Ni el asombro, por María Negro

 Femme assise sur un homme nu, Leonor Fini


El tiempo no cesa. Como si cada invierno hubiese llegado de una forma feroz para ella. Pinta colores en su pelo, con la inerte sensación de quien esquiva la realidad del blanco que avanza y se resiente. Ya no llora. Pone la pava sobre el lánguido fuego de la cocina y prepara el mate. 

Se sienta, el televisor continúa su programación absurda. No recuerda cuándo fue la última vez que lo apagó. Tampoco es algo que la desvele. Alguna vez le importó seguir una historia, una novela, un rato de una novela. Ahora solo le interesa el ruido que apague ese otro ruido. La tormentosa soledad no soporta el silencio. Porque, eso sabe, el silencio es el peor de los ruidos. Teme al silencio mucho más que a la soledad. La cabeza, inevitablemente, comienza a llenarse de palabras, y ese es el problema. Las palabras la han hartado. Las palabras completaron una lenta metamorfosis hasta transformarse en sus enemigas. Solo se callan con un poco de ruido. 

En nada de esto piensa cuando ceba el primer mate. Casi podría decirse que no piensa en nada. Deja que el agua demasiado caliente queme la yerba primero, y su garganta después. El ruido continuo de un muchacho joven y bien peinado anunciando la llegada de otro tren a un lugar distinto, tampoco la distrae. El tiempo no cesa. El segundo mate le resulta tan espantoso como el primero y se prepara para cambiar un poco la yerba quemada, por otra que pueda soportar algunos mates más, mientras de ese tren que ahora ha frenado comienzan a salir familias felices, parejas felices, niños felices que se amontonan frente al muchacho bien peinado. Mira al ruido que fluye desde el aparato. Todos los seres humanos del mundo son felices en este momento. Eso dice el ruido. Así debe ser, piensa, como primer pensamiento concreto y en palabras desde que el mate y la pava, desde que el blanco del pelo y la tintura, desde que el otoño se acomodó en la mugre de su ventana y no se fue más.

Así debe ser, y de ninguna otra manera, piensa. Bajo la mesa, un calor continuo y peludo se apoya en sus piernas. Que nadie te diga cuántos gatos son suficientes puede ser una linda frase para una remera. Ocho gatos amontonados son, a fin de cuentas, millones de pulgas y una incalculable cantidad de pelos. Los seres humanos felices continúan con su ruido que solo se interrumpe por breves minutos para anunciar un shampoo infalible contra la caspa, y un jugo perfecto para las tardes calurosas en una playa distante. 

El primer relámpago no lo vio. Tampoco el segundo. El tercero fue precedido por un trueno poderoso que colmó su atención. Un ruido más fuerte que los otros ruidos atravesó el patio anunciando la lluvia. Se levantó enojada como quien ha sido interrumpido en una secreta labor muy importante. La ropa colgando en la soga debía ser retirada antes de que el agua llegase, barriendo -paradoja de los líquidos- el perfume barato del suavizante.
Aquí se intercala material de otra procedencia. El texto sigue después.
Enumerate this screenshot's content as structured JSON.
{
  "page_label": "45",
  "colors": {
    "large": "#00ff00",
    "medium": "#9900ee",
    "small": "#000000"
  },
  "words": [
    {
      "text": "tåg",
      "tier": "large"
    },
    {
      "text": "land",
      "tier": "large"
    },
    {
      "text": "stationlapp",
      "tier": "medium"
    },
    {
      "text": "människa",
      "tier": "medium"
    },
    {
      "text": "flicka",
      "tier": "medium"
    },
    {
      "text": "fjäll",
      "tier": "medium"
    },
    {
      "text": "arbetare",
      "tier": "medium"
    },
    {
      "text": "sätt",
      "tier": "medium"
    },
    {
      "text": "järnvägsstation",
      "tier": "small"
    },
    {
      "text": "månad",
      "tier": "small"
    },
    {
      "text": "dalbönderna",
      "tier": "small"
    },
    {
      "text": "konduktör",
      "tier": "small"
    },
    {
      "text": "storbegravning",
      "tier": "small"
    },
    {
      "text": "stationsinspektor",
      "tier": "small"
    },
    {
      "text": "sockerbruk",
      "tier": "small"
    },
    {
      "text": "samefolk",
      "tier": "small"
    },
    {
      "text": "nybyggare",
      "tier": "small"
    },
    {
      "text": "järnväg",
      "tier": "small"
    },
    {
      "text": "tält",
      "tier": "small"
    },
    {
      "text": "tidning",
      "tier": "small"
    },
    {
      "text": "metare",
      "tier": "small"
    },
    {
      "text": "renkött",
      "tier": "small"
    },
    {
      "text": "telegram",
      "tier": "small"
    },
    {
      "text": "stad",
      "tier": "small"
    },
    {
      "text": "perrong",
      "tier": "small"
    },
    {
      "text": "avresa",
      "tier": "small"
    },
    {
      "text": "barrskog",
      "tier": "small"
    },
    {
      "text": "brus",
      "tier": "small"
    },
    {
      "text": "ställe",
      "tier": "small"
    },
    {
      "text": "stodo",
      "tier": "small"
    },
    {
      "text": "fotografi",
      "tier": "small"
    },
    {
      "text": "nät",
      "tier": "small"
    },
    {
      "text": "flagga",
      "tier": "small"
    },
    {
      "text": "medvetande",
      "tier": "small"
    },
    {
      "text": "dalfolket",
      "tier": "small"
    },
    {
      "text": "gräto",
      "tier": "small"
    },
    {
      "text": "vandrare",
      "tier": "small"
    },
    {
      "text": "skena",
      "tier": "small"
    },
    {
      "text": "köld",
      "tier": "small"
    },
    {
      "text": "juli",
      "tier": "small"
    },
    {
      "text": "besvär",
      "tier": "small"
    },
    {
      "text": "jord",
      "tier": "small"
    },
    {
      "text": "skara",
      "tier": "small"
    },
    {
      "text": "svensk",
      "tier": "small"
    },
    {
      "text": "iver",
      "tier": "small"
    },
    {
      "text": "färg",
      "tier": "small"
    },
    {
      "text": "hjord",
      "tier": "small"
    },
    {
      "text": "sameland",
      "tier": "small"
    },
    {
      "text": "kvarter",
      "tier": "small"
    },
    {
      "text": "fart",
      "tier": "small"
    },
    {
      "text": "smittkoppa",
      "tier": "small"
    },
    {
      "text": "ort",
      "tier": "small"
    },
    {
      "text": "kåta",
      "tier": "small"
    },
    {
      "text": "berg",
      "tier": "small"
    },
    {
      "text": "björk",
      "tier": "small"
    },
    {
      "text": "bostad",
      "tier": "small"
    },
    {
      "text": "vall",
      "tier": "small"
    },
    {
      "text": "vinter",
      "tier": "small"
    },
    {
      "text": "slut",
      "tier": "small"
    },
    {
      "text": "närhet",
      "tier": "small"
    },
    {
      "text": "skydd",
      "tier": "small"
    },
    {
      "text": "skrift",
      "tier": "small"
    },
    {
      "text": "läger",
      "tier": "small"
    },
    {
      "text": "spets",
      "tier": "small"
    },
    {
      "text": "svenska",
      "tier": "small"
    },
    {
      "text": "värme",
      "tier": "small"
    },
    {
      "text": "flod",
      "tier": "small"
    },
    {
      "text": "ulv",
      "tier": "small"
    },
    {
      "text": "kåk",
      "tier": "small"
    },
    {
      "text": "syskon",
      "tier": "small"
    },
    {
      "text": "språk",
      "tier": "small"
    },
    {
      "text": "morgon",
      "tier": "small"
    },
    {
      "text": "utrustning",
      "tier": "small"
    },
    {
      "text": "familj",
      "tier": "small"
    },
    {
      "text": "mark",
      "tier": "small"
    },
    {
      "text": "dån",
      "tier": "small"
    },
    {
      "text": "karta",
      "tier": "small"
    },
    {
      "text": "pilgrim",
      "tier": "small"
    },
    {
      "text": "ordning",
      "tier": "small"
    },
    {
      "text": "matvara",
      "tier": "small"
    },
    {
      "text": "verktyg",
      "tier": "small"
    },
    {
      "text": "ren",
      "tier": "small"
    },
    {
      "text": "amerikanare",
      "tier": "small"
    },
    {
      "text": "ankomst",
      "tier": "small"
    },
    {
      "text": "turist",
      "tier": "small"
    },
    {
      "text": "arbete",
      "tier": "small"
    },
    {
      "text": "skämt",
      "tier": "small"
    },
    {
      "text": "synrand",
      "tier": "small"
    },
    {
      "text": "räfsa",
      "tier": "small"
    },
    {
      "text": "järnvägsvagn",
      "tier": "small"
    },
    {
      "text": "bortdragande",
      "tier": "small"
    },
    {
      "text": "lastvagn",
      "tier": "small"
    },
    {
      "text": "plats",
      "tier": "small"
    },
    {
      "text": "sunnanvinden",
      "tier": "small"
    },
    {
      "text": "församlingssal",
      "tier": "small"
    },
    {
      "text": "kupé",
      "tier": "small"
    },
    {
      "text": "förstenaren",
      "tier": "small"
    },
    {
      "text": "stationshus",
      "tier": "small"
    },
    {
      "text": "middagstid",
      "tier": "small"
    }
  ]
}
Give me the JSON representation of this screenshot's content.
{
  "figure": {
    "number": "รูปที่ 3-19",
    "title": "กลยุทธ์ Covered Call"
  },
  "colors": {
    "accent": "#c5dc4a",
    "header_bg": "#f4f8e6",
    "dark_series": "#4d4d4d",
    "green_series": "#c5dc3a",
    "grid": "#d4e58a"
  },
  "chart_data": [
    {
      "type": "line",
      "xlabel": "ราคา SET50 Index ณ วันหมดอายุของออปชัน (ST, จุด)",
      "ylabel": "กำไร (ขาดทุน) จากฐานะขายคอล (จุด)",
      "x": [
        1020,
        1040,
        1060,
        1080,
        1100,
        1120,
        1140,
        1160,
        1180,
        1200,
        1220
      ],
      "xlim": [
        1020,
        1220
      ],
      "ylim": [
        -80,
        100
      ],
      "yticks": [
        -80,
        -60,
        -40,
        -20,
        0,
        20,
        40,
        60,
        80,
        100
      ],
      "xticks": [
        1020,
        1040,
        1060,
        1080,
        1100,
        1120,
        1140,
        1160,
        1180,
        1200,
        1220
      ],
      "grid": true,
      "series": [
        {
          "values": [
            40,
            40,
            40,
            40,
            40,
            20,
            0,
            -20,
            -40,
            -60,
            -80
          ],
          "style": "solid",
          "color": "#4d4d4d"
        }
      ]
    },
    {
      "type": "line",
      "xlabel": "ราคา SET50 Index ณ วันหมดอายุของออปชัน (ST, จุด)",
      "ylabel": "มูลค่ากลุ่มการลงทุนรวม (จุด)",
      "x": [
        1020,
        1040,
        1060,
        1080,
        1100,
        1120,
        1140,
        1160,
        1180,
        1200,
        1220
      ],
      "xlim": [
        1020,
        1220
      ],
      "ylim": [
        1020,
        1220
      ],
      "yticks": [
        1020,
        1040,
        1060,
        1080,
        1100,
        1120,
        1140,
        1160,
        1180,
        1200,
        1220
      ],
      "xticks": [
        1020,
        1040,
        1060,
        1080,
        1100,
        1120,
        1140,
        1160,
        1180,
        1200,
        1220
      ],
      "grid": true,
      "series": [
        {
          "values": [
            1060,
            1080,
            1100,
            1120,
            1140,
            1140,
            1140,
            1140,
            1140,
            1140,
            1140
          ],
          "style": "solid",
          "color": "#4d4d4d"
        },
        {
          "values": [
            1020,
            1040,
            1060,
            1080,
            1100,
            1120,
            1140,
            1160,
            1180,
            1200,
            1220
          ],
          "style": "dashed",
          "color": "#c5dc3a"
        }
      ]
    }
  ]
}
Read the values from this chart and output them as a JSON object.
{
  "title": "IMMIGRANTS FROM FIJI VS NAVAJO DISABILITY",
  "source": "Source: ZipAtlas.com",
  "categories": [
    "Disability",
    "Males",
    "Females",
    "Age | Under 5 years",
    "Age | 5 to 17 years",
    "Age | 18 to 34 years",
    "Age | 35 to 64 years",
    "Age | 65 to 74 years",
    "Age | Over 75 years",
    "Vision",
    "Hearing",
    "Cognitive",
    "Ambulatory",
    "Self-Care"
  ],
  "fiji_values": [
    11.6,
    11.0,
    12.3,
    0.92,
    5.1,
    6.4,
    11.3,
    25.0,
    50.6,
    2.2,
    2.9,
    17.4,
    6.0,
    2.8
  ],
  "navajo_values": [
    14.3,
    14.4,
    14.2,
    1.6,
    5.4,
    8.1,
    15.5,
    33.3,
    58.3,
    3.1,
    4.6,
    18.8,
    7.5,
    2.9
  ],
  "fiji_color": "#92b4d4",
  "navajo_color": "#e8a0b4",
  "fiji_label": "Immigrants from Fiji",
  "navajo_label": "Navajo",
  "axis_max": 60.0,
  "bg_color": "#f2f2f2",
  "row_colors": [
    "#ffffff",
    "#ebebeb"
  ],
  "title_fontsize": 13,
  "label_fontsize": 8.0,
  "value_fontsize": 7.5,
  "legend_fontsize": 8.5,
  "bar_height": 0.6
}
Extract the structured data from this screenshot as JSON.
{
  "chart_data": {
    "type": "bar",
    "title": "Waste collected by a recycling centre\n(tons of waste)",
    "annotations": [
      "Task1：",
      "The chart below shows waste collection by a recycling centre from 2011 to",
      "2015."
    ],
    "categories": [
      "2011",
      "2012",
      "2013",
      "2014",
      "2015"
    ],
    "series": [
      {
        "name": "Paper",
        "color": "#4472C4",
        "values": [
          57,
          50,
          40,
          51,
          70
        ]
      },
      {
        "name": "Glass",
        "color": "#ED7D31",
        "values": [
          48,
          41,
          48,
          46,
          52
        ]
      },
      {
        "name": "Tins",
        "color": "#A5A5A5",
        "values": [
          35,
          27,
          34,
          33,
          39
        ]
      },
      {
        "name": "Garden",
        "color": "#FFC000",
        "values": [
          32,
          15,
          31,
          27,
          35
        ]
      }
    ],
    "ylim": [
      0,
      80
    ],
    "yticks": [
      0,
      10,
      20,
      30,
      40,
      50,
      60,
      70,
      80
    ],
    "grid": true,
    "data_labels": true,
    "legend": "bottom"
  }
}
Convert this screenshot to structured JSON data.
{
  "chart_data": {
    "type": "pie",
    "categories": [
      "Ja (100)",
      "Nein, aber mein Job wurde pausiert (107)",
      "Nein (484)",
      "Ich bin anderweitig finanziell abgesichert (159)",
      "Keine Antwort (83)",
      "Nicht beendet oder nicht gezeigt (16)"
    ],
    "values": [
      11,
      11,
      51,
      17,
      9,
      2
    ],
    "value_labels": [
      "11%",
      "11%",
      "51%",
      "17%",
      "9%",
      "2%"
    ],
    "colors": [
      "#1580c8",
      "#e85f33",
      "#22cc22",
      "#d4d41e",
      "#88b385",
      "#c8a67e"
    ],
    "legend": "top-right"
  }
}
Sacó las primeras remeras sin ningún cuidado. Allí fue que la vio. Detrás de la soga, sobre los canteros, aplastando las flores. Pequeña, es cierto, pero todo es cuestión de perspectivas. No era fácil explicar esa presencia en un primer piso, pero aunque le costase creer había que reconocer que la vaca se las había ingeniado para entrar por algún lado. Por supuesto que no pudo ser por la alcantarilla. Tampoco cabía la explicación de su llegada por los muros. No es necesario tener el secundario completo para conocer que las vacas no suelen ser grandes trepadoras. 

La quietud que antecede a la tormenta parecía mucho más intensa con esa vaca viéndola de frente. Pensó, eso sí lo pensó, que no recordaba si la pava estaba de nuevo en el fuego, si el paquete de yerba estaba cerrado o abierto, si el tren había dejado de llegar a ese lugar que no sabía dónde era, aunque un muchacho tan bien peinado insistiese en el nombre propio del espacio. La vaca solo la miraba. Se miraban. Pensó, eso también lo pensó, que salir corriendo podía ser una opción peligrosa. Por pequeña que fuera aún hubiese podido hacerle daño de alguna forma si decidía perseguirla. Le bastaban dos pasos -a la vaca- para aplastar su cuerpo. Le bastaban dos pasos -a ella- para ser aplastada. 

Las primeras gotas cayeron con fuerza. Miró al cielo de ese minúsculo patio descubierto y entonces sí, pensó sin ruidos, con una inquietante claridad, que los dientes descorriendo su piel, al fin y al cabo, no dolían tanto.